Coast Seafood UIC Permit and Wastewater Treatment System Design

Coden, Alabama

Coast Seafood, Inc. is an oyster processing plant located on Johnson Road in the Coden community of Mobile County. The company provides services that process (i.e. picking, washing and cleaning) freshly harvested oysters brought on site from Mobile Bay and the surrounding Gulf Coast.

McFadden Engineering was retained by Coast Seafood after Alabama Department of Environmental Management (ADEM) personnel recommended that the facility update its existing treatment system to one that would remove the high bacteria and biological content that is typically present in waste from a seafood processing facility. In conjunction with this system, since there is no public sewer connection available for the oyster processing facility, the Department recommended an Underground Injection Control (UIC) system be placed onsite to dispose of the treated water.

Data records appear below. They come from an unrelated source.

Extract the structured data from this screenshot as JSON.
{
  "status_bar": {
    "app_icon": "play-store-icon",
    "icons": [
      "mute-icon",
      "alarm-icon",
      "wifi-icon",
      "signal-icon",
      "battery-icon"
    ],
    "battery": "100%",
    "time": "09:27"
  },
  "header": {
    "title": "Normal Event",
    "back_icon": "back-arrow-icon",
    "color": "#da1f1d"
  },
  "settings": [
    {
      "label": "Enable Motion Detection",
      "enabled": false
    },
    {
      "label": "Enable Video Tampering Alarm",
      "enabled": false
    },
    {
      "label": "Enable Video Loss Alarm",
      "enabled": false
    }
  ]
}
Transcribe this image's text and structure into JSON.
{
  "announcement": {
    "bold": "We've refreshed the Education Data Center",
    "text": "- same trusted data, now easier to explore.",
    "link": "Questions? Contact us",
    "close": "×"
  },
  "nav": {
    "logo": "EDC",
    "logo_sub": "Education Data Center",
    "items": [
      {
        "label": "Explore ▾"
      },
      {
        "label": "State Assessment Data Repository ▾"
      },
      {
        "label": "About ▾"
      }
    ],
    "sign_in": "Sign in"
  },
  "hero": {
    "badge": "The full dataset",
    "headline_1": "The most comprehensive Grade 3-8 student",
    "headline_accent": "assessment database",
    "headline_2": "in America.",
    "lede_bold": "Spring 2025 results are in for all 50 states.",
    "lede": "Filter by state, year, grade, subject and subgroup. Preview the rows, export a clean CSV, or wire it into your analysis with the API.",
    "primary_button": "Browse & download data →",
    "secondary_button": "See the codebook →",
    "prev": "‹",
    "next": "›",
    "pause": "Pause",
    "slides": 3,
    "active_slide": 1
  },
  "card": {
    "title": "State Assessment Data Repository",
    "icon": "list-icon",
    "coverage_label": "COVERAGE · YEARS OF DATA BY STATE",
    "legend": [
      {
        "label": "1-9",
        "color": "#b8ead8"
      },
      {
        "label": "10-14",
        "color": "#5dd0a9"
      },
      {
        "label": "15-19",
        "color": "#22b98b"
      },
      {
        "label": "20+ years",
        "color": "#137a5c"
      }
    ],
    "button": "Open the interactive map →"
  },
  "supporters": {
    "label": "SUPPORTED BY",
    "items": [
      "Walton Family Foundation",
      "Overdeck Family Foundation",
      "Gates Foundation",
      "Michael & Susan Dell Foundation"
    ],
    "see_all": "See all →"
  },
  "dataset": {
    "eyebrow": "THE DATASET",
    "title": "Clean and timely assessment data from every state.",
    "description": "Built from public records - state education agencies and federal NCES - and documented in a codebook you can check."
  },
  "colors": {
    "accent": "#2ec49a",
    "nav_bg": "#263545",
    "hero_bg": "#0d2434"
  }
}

McFadden Engineering assisted Coast Seafood with addressing these issues by applying for the UIC permit and designing a wastewater treatment system that could address the facilities treatment requirements. As part of the UIC permit application, a soils investigation was conducted to identify a disposal area for the treated wastewater on the property. In addition, McFadden personnel conducted a water well inventory within a half-mile radius of the facility and the proposed injection area.

McFadden Engineering developed a treatment process train that would efficiently treat the water and reduce the bacteria and biological concentrations prior to being injected into the disposal. Project engineers decided to leave existing treatment tanks in place and use them as pre-treatment tanks prior to implementing an attached growth biological treatment system to reduce organic loading in the waste stream. McFadden’s patent pending OxyShark® treatment unit was implemented as the primary treatment unit in the process. Lastly, to address the mitigation of high microbial populations in the effluent and to further reduce (via oxidation) the organic load, an ozone process will be the final treatment before disposal into the field lines.

With the assistance of McFadden Engineering, Coast Seafood received their UIC permit for the facility from ADEM and immediately started construction of the treatment system. The system was brought online in 2015 and has been in compliance with UIC permit limits and requirements since its start-up.